Our careers are sort of parallel. I had a 22 year head start, and now I'm running parallel in the opposite direction. And I thought writing about the decline of volunteerism was depressing.

If you want to read more about my history, click here. If you want to read more about Zuckerberg's history, click here and here, or Google him for about 8,000,000 other sites.

Here's an interesting piece of trivia: the Blogger spell check doesn't recognize Zuckerberg or Facebook. I'm not the only one behind the times.

Wow. I've really strayed off the straight and narrow. In my own defense, I did try to use the old "King of the World" tactic to wrangle this recalcitrant post back to my chosen theme of firefighting, but it only slowed the downward spiral.
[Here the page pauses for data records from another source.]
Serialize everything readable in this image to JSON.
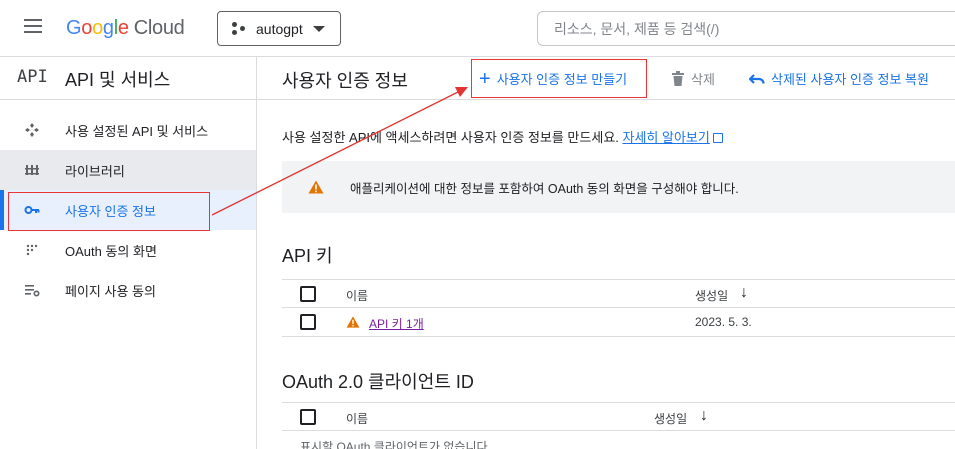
{
  "topbar": {
    "logo": {
      "letters": [
        "G",
        "o",
        "o",
        "g",
        "l",
        "e"
      ],
      "product": "Cloud"
    },
    "project": {
      "name": "autogpt"
    },
    "search": {
      "placeholder": "리소스, 문서, 제품 등 검색(/)"
    }
  },
  "sidenav": {
    "badge": "API",
    "title": "API 및 서비스",
    "items": [
      {
        "label": "사용 설정된 API 및 서비스",
        "icon": "enabled-apis-icon"
      },
      {
        "label": "라이브러리",
        "icon": "library-icon"
      },
      {
        "label": "사용자 인증 정보",
        "icon": "key-icon",
        "active": true
      },
      {
        "label": "OAuth 동의 화면",
        "icon": "consent-screen-icon"
      },
      {
        "label": "페이지 사용 동의",
        "icon": "page-usage-icon"
      }
    ]
  },
  "main": {
    "title": "사용자 인증 정보",
    "toolbar": {
      "create": "사용자 인증 정보 만들기",
      "delete": "삭제",
      "restore": "삭제된 사용자 인증 정보 복원"
    },
    "intro": "사용 설정한 API에 액세스하려면 사용자 인증 정보를 만드세요.",
    "intro_link": "자세히 알아보기",
    "warning": "애플리케이션에 대한 정보를 포함하여 OAuth 동의 화면을 구성해야 합니다.",
    "api_keys": {
      "title": "API 키",
      "headers": {
        "name": "이름",
        "created": "생성일"
      },
      "rows": [
        {
          "name": "API 키 1개",
          "created": "2023. 5. 3."
        }
      ]
    },
    "oauth": {
      "title": "OAuth 2.0 클라이언트 ID",
      "headers": {
        "name": "이름",
        "created": "생성일"
      },
      "empty": "표시할 OAuth 클라이언트가 없습니다."
    }
  },
  "colors": {
    "accent": "#1a73e8",
    "annotation": "#e33333",
    "warning": "#e37400"
  }
}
Time to toss in the towel and call it a night.

After I check my Facebook page.

Sunday, January 2, 2011

Happy New Year

Laying on the couch is easier than playing hide and seek with my inner literary genius. That was the revelatory discovery I made during my blogging holiday (not that I've been laying on the couch since December 24 . . . honest). But now that the holidays are over, my inner literary genius continues to elude me, and the couch continues to call. The only fix is to type, and hope that something intelligible appears on the screen. So here goes.
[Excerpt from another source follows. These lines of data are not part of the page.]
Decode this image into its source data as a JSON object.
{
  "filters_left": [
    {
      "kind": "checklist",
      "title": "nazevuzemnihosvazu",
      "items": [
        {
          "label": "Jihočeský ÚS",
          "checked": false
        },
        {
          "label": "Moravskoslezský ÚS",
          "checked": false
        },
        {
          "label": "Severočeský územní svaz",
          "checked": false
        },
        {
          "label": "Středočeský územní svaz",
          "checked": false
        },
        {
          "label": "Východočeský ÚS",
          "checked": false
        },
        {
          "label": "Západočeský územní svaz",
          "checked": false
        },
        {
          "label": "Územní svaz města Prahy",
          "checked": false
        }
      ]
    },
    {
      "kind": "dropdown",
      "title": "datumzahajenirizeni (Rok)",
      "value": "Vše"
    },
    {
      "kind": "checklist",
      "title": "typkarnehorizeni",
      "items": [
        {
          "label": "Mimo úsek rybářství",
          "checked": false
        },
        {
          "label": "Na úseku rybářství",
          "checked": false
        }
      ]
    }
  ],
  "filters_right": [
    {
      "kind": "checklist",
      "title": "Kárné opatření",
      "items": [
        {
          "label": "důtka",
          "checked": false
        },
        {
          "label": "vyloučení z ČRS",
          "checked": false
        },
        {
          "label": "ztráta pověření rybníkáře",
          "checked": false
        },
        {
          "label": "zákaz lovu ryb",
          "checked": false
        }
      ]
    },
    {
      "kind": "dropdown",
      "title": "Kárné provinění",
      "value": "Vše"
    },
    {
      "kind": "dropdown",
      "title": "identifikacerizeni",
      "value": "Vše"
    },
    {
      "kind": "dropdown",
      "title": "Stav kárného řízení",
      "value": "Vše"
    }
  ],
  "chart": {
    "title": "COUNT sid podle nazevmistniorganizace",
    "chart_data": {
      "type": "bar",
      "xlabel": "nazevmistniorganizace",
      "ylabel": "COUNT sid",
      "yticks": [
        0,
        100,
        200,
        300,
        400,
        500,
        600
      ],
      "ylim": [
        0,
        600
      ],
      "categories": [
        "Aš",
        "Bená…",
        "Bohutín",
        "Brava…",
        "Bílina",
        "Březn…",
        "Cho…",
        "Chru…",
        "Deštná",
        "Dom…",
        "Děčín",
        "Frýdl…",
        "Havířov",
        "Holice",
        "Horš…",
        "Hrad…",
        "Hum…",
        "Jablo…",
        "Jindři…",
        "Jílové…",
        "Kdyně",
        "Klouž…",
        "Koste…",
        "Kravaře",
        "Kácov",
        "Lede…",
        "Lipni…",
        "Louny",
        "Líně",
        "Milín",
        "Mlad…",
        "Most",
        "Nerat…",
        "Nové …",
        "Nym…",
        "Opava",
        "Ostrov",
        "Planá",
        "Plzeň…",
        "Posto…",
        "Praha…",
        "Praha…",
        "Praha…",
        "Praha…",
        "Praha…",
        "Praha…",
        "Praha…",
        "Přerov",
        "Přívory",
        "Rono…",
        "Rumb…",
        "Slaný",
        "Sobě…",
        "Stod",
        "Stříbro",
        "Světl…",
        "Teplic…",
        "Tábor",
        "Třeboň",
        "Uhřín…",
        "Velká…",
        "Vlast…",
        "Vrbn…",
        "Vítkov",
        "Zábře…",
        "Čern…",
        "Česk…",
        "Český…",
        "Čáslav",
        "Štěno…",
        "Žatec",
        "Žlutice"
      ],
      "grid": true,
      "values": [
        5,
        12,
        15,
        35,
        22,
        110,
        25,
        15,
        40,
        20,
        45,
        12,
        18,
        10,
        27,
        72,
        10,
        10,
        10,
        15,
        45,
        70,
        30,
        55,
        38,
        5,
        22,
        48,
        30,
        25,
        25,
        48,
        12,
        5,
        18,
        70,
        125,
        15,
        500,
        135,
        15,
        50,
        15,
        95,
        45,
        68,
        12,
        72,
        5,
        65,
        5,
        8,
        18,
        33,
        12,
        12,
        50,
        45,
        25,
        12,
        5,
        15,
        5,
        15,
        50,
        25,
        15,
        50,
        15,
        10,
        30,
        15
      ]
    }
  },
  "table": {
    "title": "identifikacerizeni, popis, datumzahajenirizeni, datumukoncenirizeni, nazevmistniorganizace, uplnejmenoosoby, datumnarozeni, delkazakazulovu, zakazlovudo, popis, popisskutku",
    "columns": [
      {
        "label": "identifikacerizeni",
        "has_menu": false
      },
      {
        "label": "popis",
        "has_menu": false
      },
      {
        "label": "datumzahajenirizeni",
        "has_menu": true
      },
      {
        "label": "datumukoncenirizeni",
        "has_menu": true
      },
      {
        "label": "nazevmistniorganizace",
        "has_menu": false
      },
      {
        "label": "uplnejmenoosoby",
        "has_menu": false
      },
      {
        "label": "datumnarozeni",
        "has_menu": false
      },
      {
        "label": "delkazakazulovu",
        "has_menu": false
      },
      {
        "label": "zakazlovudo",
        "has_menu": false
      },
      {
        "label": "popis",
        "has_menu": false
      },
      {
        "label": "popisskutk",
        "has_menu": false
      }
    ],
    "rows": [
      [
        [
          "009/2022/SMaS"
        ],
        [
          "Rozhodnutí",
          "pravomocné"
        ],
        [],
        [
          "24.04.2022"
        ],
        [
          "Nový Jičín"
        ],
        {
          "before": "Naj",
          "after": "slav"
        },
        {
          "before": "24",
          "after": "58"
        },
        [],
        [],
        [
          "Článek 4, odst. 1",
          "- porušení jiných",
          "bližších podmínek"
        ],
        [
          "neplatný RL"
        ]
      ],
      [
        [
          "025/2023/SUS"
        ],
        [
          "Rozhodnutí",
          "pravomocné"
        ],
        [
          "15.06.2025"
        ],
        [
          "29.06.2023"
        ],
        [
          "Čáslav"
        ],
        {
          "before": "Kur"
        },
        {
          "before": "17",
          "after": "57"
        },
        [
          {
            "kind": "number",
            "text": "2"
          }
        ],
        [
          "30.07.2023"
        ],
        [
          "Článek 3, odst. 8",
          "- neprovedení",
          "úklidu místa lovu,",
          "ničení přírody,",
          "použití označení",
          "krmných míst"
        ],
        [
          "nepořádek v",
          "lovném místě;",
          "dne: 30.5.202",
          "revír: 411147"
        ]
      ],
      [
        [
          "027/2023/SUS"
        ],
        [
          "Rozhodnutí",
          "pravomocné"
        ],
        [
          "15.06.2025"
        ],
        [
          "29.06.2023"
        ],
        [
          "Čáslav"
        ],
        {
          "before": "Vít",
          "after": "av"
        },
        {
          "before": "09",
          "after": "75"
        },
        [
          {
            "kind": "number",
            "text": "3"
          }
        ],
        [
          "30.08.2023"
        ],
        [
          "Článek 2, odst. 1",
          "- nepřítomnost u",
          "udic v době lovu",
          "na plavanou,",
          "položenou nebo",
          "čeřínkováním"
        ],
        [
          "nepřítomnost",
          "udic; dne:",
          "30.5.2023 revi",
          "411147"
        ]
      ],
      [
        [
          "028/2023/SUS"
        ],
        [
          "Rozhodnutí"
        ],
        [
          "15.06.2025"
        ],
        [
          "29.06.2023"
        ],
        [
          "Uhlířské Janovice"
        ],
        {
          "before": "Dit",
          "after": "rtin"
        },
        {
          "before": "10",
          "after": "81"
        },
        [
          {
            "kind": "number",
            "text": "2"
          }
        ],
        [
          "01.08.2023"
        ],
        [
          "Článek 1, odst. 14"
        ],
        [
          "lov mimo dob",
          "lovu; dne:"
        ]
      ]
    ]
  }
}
Upsala Fire Department has a well kept tradition of attending crashes and fires on either New Year's Eve or New Year's Day. Out here on the Far Flung Peripheral Edge of the Universe, we only average between 2 and 3 calls a month, so when a particular date consistently yields a page out or two, we notice.

2010 started out as a record breaking quiet year. Except for a rash of forest fires between April and early June, things stayed slow right up to the middle of November. Then all hell broke loose . . . relatively speaking. If you live in Thunder Bay or Toronto or Los Angeles, 12 calls in 5 weeks is hardly "all hell," but it's at least four times Upsala's monthly average. The streak ended on Christmas Eve (another traditionally busy day).
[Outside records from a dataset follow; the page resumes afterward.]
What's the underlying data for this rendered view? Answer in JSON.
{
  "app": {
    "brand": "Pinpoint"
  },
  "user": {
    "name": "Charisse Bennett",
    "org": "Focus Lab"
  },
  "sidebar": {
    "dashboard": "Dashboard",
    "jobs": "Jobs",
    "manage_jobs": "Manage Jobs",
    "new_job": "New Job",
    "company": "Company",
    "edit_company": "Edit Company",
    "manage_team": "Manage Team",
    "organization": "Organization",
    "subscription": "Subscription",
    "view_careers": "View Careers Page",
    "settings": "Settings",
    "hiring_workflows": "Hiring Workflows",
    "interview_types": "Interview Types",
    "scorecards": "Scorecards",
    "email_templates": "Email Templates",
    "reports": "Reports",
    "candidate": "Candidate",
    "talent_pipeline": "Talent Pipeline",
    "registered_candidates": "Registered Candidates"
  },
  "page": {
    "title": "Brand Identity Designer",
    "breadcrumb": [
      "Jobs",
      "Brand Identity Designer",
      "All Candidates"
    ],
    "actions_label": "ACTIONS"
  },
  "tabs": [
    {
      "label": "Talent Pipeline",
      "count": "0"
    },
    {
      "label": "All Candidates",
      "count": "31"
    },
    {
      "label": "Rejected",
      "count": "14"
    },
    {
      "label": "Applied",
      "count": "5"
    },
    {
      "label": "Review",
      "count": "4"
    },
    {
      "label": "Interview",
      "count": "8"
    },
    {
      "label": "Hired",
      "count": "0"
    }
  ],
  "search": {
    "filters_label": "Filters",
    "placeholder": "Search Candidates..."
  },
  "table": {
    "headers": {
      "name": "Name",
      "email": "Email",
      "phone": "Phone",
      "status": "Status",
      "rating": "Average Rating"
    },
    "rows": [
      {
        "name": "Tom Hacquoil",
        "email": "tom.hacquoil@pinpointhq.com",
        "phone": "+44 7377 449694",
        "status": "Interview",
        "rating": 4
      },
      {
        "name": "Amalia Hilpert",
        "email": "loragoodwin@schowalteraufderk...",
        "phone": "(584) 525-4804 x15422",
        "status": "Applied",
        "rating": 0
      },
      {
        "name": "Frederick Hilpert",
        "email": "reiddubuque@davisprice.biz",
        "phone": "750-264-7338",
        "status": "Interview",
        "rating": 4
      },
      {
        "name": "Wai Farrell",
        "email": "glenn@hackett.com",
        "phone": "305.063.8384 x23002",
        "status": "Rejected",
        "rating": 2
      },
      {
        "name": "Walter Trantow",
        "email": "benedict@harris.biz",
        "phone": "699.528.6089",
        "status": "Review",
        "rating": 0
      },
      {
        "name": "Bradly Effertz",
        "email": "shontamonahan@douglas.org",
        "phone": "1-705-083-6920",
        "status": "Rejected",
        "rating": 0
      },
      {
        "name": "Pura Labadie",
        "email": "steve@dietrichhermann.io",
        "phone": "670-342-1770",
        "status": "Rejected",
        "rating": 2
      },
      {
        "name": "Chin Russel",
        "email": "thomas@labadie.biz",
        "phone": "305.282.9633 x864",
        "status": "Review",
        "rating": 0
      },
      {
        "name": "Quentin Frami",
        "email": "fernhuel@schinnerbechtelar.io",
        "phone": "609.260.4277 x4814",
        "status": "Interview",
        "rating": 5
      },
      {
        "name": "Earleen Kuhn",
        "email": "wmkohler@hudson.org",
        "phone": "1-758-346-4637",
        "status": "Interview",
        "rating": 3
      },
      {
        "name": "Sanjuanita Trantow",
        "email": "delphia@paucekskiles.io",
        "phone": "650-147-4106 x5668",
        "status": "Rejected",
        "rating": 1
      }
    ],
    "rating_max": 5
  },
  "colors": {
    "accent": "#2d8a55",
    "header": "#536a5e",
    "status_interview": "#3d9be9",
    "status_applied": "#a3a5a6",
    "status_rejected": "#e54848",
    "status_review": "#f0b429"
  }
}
On New Year's Eve, our call tally for the year was 29. I was uneasy because the fire gremlins like round numbers, but midnight rolled around and the pagers stayed quiet. We weren't awakened at 4:00 AM on New Years morning either, which is another popular time for holiday induced mishaps. New Year's Day ended uneventfully, and tradition was broken. Perhaps 2011 would be another quiet year . . . except that at 01:33 on January 2 we were paged to a vehicle crash east of Upsala. Leave it to the gremlins to act an hour and a half late, just to keep us on our toes.

Speaking of holiday activity, this volunteer crew in New Jersey logged a 67 hour shift. We've done up to 27 hour calls, with some firefighters staying through to the end, but never 67 hours. There are many reasons why you shouldn't work that long, and I'm sure that the Ministry of Labour can (and does) list them in painful detail upon request. But it's hard to say to your neighbour, "Sorry, we're short handed and exhausted, so we'll come back to rake up what's left of your house tomorrow morning." So we stay, and catch up on our sleep later.

This video has made the rounds, and you may have seen it already, but I need to draw your attention away from our unethical overworking policy with an example of why you should always wear your SCBA at any fire:






It's always easier to throw stones at someone else, so while we're on the topic of bashing firefighters, check out Paul Combs' newest cartoon. Everyone does stupid things once in a while. The problem with public service - even thankless, payless public service - is that our stupid things grab the world's attention.

Lest you think I'm a heartless, Scroogey, firefighter basher, here is a cool video that someone passed along last week, called Santa's Fire Truck.

To finish off this disjointed tumble into 2011, here is a New Year's Haiku (Thanks Brian for unknowingly tweaking my inner oriental awareness):

The New Year has come
Banish absurd brainlessness
The world is watching


Happy New Year, take a break when you can, and wear your SCBA at every fire!